There was no point in either getting the horses and barouche back out of the small carriage house next door or wasting time trying to hail a cab, as it wasn’t but four and a half blocks’ walk to Number 34 Gramercy Park, where Mr. Moore had taken apartments at the beginning of the year after his grandmother’s death. As we moved from one circle of arc light to another under the street-lamps that ran up Third, passing by simple three- and four-story buildings and under the occasional sidewalk-wide awning of a grocery or vegetable stand, Miss Howard locked her arms into Cyrus’s right and my left and began to comment on the little bits of night activity that we saw along the way, plainly trying to control her excitement by talking of nothing in particular. Cyrus and I said little in reply, and before we knew it we’d turned onto Twentieth Street and reached the brownstone mass of Number 34 Gramercy Park, the square bay and turret windows of a few of its apartments still aglow with gas and electric light. It was one of the oldest apartment houses in the city, and also one of the first of the kind they called “cooperative,” meaning that all the tenants shared ownership. After his grandmother’s sudden death, Mr. Moore’d given some thought to moving into one of the fashionable apartment houses uptown, the Dakota or such, but in the end I don’t think he could face moving so far away from the neighborhoods of his youth. Having lost the second of the only two members of his family he’d ever been close to (the other, his brother, had fallen off a boat after jabbing himself full of morphine and drinking himself senseless many years earlier), Mr. Moore had tried hard to keep ownership of his grandmother’s house on Washington Square, but her will had stated that the place had to be sold and the proceeds divided up among her squabbling blue-blood heirs. Being suddenly and completely on his own in such a deep way was confusing enough for Mr. Moore without venturing into unknown neighborhoods: in the end, he came back to Gramercy Park, to the area where he’d grown up and where he’d learned his first lessons about the seamier side of life while slumming as a teenager over in the Gashouse District to the east.
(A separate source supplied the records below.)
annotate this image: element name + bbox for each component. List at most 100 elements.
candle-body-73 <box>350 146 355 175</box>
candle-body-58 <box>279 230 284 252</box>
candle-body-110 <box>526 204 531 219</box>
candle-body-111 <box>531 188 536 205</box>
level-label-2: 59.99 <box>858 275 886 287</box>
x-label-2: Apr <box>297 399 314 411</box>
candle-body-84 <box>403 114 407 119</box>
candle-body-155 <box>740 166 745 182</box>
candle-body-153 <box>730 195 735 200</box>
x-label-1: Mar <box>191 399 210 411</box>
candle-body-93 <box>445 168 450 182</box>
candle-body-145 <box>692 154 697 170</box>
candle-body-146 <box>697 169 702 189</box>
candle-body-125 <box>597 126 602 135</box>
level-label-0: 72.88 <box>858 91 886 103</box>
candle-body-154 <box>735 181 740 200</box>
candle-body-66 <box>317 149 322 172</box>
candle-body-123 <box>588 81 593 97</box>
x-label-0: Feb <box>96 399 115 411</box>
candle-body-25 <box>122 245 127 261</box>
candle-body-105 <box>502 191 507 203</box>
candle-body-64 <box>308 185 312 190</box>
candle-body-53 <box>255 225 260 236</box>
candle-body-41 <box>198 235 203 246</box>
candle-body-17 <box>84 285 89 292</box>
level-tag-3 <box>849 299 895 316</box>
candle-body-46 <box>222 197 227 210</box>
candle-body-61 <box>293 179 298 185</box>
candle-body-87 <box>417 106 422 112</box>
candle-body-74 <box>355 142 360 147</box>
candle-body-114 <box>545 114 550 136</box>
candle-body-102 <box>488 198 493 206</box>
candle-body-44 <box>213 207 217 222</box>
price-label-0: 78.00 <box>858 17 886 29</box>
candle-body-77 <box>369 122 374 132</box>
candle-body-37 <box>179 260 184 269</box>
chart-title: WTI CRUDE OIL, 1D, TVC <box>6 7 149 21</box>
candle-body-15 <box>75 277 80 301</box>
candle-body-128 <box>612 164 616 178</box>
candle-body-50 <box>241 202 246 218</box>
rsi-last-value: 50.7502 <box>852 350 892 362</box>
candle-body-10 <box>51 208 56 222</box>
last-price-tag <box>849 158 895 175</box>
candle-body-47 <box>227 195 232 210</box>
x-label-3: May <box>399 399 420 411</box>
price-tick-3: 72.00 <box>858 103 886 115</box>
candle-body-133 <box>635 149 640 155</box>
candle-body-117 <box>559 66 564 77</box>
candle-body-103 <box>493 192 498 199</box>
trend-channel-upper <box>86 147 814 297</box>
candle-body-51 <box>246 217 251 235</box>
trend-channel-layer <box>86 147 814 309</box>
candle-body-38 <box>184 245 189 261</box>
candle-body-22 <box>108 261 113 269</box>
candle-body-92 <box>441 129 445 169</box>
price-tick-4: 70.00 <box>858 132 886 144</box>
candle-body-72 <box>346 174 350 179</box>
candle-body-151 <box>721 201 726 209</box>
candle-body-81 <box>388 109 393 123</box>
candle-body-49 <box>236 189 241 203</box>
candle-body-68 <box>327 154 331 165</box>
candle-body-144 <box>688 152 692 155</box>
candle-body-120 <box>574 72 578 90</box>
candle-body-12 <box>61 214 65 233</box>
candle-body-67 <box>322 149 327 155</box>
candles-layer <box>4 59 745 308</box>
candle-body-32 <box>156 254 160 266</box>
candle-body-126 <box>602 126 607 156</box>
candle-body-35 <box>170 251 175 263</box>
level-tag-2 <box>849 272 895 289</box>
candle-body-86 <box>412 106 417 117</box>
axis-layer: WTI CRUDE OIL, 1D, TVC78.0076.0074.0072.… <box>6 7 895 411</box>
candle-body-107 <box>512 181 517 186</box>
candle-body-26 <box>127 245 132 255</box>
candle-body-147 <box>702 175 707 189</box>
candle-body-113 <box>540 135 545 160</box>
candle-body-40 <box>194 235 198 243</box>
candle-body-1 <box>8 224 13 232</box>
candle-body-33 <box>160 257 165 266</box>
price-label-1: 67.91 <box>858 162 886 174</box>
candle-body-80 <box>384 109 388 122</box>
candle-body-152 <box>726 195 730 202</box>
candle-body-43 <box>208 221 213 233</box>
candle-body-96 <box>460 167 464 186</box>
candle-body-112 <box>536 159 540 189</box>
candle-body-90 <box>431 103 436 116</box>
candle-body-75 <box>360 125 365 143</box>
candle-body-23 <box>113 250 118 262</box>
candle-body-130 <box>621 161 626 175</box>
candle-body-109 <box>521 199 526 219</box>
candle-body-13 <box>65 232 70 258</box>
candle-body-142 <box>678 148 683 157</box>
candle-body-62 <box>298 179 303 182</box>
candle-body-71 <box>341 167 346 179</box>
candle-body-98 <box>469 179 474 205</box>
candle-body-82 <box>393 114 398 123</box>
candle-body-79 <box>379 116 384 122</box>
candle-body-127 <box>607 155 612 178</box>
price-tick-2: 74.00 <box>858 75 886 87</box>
As we started up the steps to the brown marble columns that surrounded the stained glass of the building’s entrance, I kept a sharp eye on the shadowy stretch of trees, hedges, and pathways-two blocks wide, one block long-that was Gramercy Park behind us. Oh, it was surrounded by wealthy houses and private clubs like the Players, sure enough, and was enclosed by a wrought-iron fence some six or seven feet high, to boot; but any Gashouse tough worth his salt could’ve made short work of that fence and used the park as a hiding place from which to jump unsuspecting passers-by. It wasn’t until I saw a cop walking his beat that I felt all right about turning away from that dark mass and joining Cyrus and Miss Howard at the door.

It was locked up tight at that hour, but there was a small electrical button set in the frame. Miss Howard put a finger to it, and then we heard a bell ring somewhere inside. Soon I could make out a small form moving slowly our way behind the stained glass, and in another few seconds we were faced by an old gent in a striped vest and black pants who looked like somebody should’ve buried him about ten years back. His wrinkled face turned sour at the sight of us.
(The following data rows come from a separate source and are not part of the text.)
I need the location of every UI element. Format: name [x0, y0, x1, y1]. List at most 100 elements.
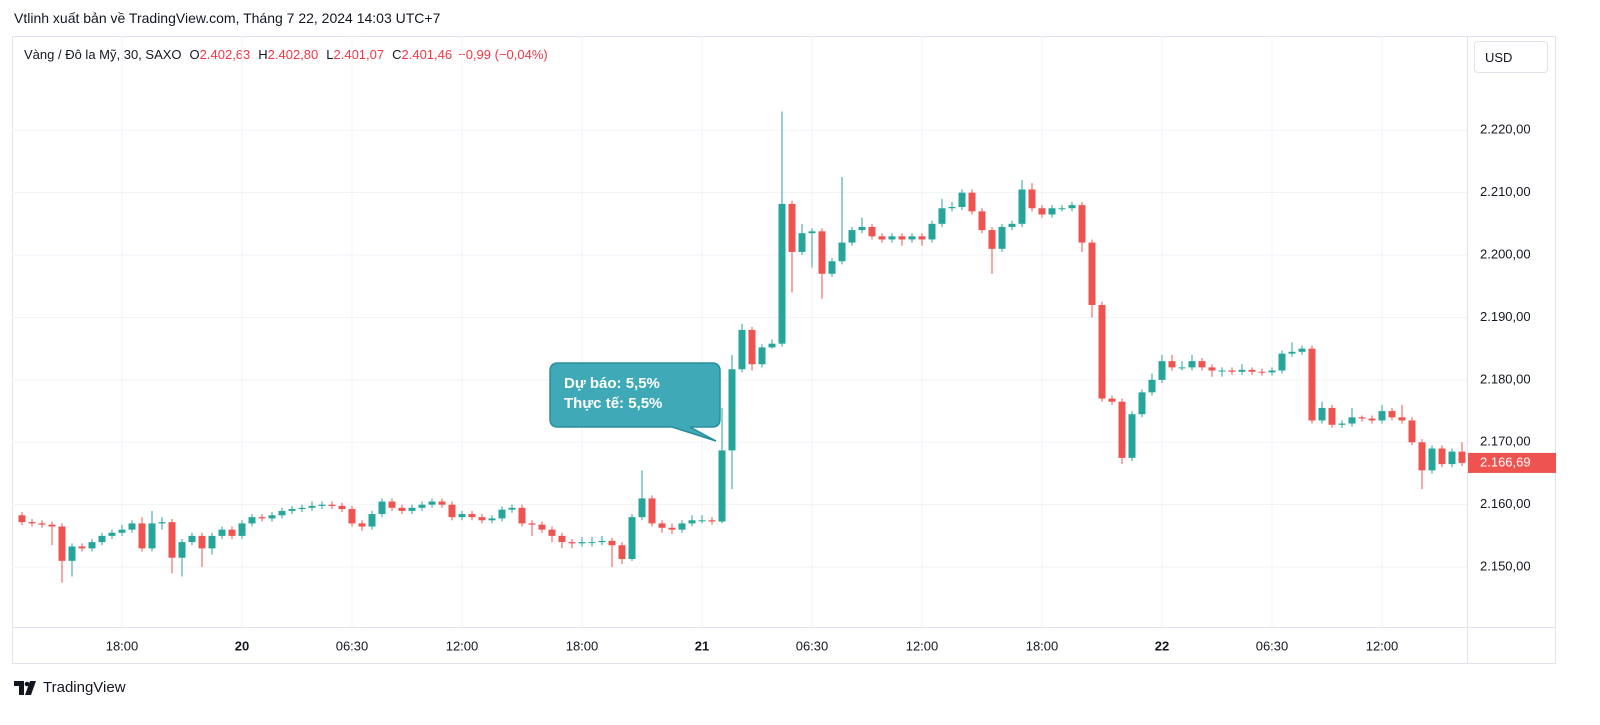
candle-body — [278, 510, 286, 516]
y-tick-label: 2.210,00 — [1480, 184, 1531, 199]
candle-body — [1168, 361, 1176, 368]
candle-body — [618, 545, 626, 559]
y-tick-label: 2.220,00 — [1480, 122, 1531, 137]
candle-body — [1038, 208, 1046, 215]
y-tick-label: 2.200,00 — [1480, 246, 1531, 261]
candle-body — [168, 522, 176, 558]
candle-body — [198, 535, 206, 549]
candle-body — [1048, 208, 1056, 215]
candle-body — [1238, 369, 1246, 372]
candle-body — [1418, 442, 1426, 471]
grid — [12, 36, 1467, 627]
candle-body — [698, 520, 706, 522]
candle-body — [488, 518, 496, 521]
x-tick-label: 12:00 — [906, 638, 939, 653]
candle-body — [728, 369, 736, 451]
candle-body — [978, 211, 986, 231]
candle-body — [1118, 401, 1126, 458]
ohlc-key: C — [392, 47, 402, 62]
candle-body — [1368, 418, 1376, 421]
candle-body — [1138, 392, 1146, 415]
last-price-box — [1468, 452, 1556, 473]
candle-body — [108, 532, 116, 536]
candle-body — [1058, 208, 1066, 210]
candle-body — [208, 535, 216, 549]
last-price-label: 2.166,69 — [1480, 454, 1531, 469]
candle-body — [808, 231, 816, 234]
candle-body — [768, 343, 776, 348]
candle-body — [238, 523, 246, 536]
candle-body — [1318, 407, 1326, 421]
candle-body — [988, 230, 996, 249]
candle-body — [1008, 223, 1016, 227]
x-tick-label: 20 — [235, 638, 249, 653]
candle-body — [548, 529, 556, 536]
candle-body — [998, 226, 1006, 249]
candle-body — [178, 542, 186, 558]
change: −0,99 (−0,04%) — [458, 47, 548, 62]
candle-body — [1198, 361, 1206, 368]
axes: 2.150,00 2.160,00 2.170,00 2.180,00 2.190,00… — [106, 122, 1556, 653]
candle-body — [188, 535, 196, 543]
candle-body — [378, 501, 386, 515]
x-tick-label: 06:30 — [796, 638, 829, 653]
candle-body — [558, 535, 566, 543]
candle-body — [678, 523, 686, 530]
candle-body — [118, 529, 126, 533]
candle-body — [908, 236, 916, 240]
candle-body — [158, 522, 166, 524]
candle-body — [958, 192, 966, 207]
candle-body — [138, 523, 146, 549]
candle-body — [838, 242, 846, 262]
candle-body — [1358, 417, 1366, 419]
currency-button[interactable]: USD — [1474, 41, 1548, 73]
callout — [549, 362, 721, 442]
candle-body — [868, 226, 876, 237]
candle-body — [458, 514, 466, 518]
candle-body — [1208, 367, 1216, 371]
candle-body — [1328, 407, 1336, 425]
candle-body — [58, 526, 66, 561]
candle-body — [1018, 189, 1026, 224]
candle-body — [248, 517, 256, 524]
x-tick-label: 18:00 — [106, 638, 139, 653]
symbol-title: Vàng / Đô la Mỹ, 30, SAXO — [24, 47, 182, 62]
candle-body — [688, 520, 696, 524]
candle-body — [468, 514, 476, 518]
candle-body — [1308, 348, 1316, 421]
candle-body — [348, 509, 356, 524]
candle-body — [798, 233, 806, 252]
candle-body — [1268, 370, 1276, 373]
candle-body — [1078, 205, 1086, 243]
brand-logo — [14, 680, 36, 695]
candle-body — [1278, 353, 1286, 371]
y-tick-label: 2.180,00 — [1480, 371, 1531, 386]
candle-body — [398, 507, 406, 511]
candle-body — [218, 529, 226, 536]
candle-body — [128, 523, 136, 530]
candles — [18, 111, 1466, 583]
candle-body — [1288, 351, 1296, 354]
candle-body — [628, 517, 636, 559]
candle-body — [938, 208, 946, 224]
annotation: Dự báo: 5,5% Thực tế: 5,5% — [549, 362, 721, 442]
candle-body — [1298, 348, 1306, 352]
candle-body — [88, 542, 96, 549]
candle-body — [828, 261, 836, 274]
candle-body — [1108, 398, 1116, 402]
candle-body — [358, 523, 366, 527]
publish-info: Vtlinh xuất bản về TradingView.com, Thán… — [14, 10, 441, 26]
candle-body — [758, 347, 766, 365]
candle-body — [928, 223, 936, 240]
ohlc-value: 2.402,63 — [199, 47, 251, 62]
candle-body — [1378, 411, 1386, 421]
candle-body — [1178, 367, 1186, 369]
candle-body — [538, 524, 546, 530]
candle-body — [948, 206, 956, 209]
candle-body — [288, 509, 296, 511]
annotation-line: Thực tế: 5,5% — [564, 395, 662, 412]
candle-body — [598, 540, 606, 543]
candle-body — [648, 498, 656, 524]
“Really, Miss Howard, this is most irregular,” he grumbled in a hoarse, wheezing voice. “Most irregular. If Mr. Moore does not answer his bell, then I’m certain-”
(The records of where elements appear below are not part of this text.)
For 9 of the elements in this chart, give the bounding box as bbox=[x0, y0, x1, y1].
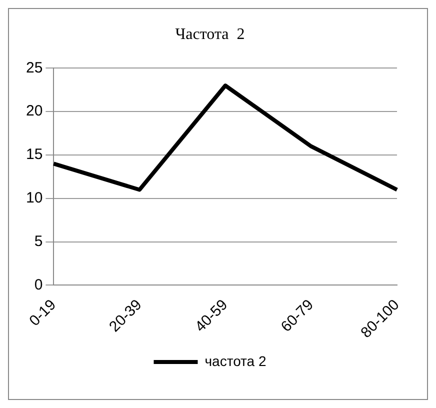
y-tick-label: 15 bbox=[26, 146, 43, 164]
chart-title: Частота 2 bbox=[175, 26, 245, 43]
y-tick-label: 0 bbox=[34, 276, 43, 294]
x-tick-label: 0-19 bbox=[26, 296, 60, 330]
legend-label: частота 2 bbox=[204, 352, 266, 369]
y-tick-label: 5 bbox=[34, 232, 43, 250]
y-tick-label: 10 bbox=[26, 190, 43, 207]
y-tick-label: 25 bbox=[26, 59, 43, 76]
y-tick-label: 20 bbox=[26, 102, 43, 120]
“It’s all right, Stevenson,” Miss Howard answered, cool as ice. “I’ve reached Mr. Moore by telephone, and he’s told my friends and me to come up. Apparently there’s some problem with the bell. He’s told me where he’s hidden his spare key, in the event it happens again.”

The old corpse took a long, snooty look at Cyrus and me. “Has he, indeed?” he mumbled. “Well, I’m sure I won’t be held responsible if there’s anything untoward about this. Most irregular, but…” He turned toward the elevator door behind him. “You’d better come on, then.”